Wednesday, June 15, 2011

#Trust30 Day 16: Wholly Strange and New

Wholly Strange and New by Bridget Pilloud

When good is near you, when you have life in yourself, it is not by any known or accustomed way; you shall not discern the foot-prints of any other; you shall not see the face of man; you shall not hear any name;—— the way, the thought, the good, shall be wholly strange and new. - Ralph Waldo Emerson


Can you remember a moment in your life when you had life in yourself and it was wholly strange and new? Can you remember the moment when you stopped walking a path of someone else, and started cutting your own?


Write about that moment. And if you haven’t experienced it yet, let the miracle play out in your mind’s eye and write about that moment in your future.


(Author: Bridget Pilloud)

I remember a day, about a month after Roby died. It was February and the sun was shining - it was one of those teaser days where the weather turns spring-like and we all take off our coats for a week and then it goes back to being all gray and gloomy and winter-like.  I went out to lunch with a friend in NW Portland - I think we went to Santa Fe. Roby and I had eaten there together a million times and at Maya's (the sister restaurant downtown).  It was a Roby place.

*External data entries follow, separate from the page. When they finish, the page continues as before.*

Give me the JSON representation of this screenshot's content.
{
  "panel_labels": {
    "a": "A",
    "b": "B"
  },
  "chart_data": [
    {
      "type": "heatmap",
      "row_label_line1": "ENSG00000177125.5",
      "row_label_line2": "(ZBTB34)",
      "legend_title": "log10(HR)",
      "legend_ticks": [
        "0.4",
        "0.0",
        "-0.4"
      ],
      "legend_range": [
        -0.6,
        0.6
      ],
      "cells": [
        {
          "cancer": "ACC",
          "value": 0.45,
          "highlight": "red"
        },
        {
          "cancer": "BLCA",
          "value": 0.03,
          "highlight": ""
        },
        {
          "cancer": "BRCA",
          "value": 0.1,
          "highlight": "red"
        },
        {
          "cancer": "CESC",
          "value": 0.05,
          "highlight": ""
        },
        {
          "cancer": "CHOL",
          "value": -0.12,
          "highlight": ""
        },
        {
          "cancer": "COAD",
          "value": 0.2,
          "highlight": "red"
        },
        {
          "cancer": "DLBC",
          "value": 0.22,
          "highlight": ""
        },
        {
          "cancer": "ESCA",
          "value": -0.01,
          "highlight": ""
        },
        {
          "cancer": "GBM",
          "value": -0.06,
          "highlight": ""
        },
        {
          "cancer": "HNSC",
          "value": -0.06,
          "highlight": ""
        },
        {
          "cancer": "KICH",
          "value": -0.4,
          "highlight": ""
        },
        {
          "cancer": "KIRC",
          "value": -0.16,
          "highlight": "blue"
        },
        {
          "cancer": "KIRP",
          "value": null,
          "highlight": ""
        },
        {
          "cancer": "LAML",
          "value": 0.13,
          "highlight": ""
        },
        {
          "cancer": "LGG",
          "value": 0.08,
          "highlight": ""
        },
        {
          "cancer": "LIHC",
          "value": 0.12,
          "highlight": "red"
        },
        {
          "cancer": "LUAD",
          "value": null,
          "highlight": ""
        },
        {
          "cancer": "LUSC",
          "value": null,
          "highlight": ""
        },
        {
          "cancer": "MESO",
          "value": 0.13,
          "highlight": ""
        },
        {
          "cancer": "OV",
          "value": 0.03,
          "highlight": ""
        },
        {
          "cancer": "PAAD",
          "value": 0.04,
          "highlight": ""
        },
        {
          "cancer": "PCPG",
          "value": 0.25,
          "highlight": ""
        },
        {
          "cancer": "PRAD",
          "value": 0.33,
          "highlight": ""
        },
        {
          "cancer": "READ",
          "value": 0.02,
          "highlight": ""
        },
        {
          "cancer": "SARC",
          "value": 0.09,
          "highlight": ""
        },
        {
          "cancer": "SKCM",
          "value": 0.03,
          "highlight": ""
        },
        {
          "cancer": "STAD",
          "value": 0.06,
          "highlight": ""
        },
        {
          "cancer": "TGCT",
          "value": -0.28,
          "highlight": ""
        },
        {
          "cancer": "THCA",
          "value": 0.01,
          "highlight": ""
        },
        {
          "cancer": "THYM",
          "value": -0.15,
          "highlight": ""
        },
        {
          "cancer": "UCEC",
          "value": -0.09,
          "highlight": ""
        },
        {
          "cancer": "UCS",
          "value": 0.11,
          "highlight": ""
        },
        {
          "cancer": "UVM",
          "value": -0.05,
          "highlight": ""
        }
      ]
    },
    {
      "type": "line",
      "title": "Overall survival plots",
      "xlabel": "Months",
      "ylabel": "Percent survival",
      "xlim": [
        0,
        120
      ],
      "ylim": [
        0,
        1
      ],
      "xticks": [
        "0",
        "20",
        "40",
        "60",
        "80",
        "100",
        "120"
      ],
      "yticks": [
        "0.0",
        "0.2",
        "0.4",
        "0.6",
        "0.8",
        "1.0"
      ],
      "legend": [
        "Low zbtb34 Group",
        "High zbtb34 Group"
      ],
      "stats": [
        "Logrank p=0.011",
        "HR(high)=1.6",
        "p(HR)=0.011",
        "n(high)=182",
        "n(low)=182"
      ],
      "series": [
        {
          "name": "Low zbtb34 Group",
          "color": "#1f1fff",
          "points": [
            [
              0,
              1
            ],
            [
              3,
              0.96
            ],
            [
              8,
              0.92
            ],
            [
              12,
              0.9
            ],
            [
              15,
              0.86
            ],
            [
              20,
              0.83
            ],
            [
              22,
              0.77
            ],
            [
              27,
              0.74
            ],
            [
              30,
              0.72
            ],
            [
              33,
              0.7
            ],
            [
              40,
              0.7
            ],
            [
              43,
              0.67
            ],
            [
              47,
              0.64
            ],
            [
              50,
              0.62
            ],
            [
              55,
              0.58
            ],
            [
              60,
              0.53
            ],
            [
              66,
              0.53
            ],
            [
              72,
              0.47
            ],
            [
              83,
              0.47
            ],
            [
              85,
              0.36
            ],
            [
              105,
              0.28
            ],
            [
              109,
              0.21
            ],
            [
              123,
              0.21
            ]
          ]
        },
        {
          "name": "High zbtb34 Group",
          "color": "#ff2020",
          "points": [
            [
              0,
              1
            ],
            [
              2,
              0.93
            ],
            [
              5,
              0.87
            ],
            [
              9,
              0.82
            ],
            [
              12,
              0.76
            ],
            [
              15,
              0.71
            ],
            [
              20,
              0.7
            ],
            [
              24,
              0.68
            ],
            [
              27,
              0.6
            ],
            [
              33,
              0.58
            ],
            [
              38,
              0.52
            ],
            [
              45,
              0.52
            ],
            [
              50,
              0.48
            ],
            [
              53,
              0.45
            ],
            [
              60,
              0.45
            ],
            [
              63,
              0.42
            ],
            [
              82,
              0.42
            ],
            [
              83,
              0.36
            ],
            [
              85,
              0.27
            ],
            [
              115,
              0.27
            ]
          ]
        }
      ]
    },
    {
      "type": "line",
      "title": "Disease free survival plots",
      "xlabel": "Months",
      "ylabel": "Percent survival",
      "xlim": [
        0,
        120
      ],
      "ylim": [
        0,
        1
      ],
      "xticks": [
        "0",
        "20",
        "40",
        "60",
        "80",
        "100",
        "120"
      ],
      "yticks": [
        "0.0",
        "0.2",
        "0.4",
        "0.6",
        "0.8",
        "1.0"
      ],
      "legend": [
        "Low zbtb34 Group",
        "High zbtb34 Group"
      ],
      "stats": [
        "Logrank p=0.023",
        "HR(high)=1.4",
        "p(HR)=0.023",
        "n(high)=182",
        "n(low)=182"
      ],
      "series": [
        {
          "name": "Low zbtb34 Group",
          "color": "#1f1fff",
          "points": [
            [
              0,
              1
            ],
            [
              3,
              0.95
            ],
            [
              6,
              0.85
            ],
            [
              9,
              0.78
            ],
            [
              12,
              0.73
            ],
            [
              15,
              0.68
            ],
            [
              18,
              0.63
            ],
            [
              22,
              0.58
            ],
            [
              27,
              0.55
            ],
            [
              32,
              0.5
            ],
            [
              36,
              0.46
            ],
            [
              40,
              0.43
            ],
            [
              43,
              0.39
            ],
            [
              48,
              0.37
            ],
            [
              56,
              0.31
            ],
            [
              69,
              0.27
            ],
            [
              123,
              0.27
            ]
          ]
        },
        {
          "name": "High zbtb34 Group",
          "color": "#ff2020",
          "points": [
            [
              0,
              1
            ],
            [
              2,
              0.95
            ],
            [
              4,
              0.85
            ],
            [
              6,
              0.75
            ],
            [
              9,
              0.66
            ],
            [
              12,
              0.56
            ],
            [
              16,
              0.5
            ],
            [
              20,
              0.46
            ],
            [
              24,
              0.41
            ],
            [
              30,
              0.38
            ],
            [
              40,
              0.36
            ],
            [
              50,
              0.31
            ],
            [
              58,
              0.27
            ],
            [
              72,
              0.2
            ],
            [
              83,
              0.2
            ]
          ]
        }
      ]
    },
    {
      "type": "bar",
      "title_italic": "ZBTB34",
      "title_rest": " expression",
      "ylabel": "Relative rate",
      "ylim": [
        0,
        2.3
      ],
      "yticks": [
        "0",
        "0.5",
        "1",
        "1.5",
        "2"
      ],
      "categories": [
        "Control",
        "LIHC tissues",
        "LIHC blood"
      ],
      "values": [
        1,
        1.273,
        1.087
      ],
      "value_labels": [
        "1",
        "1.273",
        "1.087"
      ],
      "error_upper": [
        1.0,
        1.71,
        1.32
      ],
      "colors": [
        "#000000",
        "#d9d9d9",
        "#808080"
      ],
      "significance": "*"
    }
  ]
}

My friend and I both worked in K-12, so I'm thinking we probably met on President's Day or something like that...maybe MLK day.  I remember sitting at the table talking to John about how things were going and I smiled - the first genuine, non-tortured smile, the first smile I didn't feel all my grief rushing up through me. He noticed and asked me about it. It was that moment - a brief lunch with a friend - when I realized that it would all be okay. It wouldn't be easy, but my life wasn't over.  We started talking about walking the path alone - that afternoon, I started to realize that I didn't really know myself anymore - incremental changes had really obscured my own preferences. When Roby started getting sick - actually showing some symptoms - everything tasted too salty to him, so we changed where we ate when we went out. He liked horror movies, so we saw those. I knew our time was limited together, so I accommodated. I didn't mind, but after years of that, I realized I didn't recognize myself.

Sometimes I still don't, but after all these years (it will be 16 years this January), I'm mostly settled into myself and who I am.

Even so, there are things to discover that are wholly strange and new. That's what keeps ups coming back for more, right?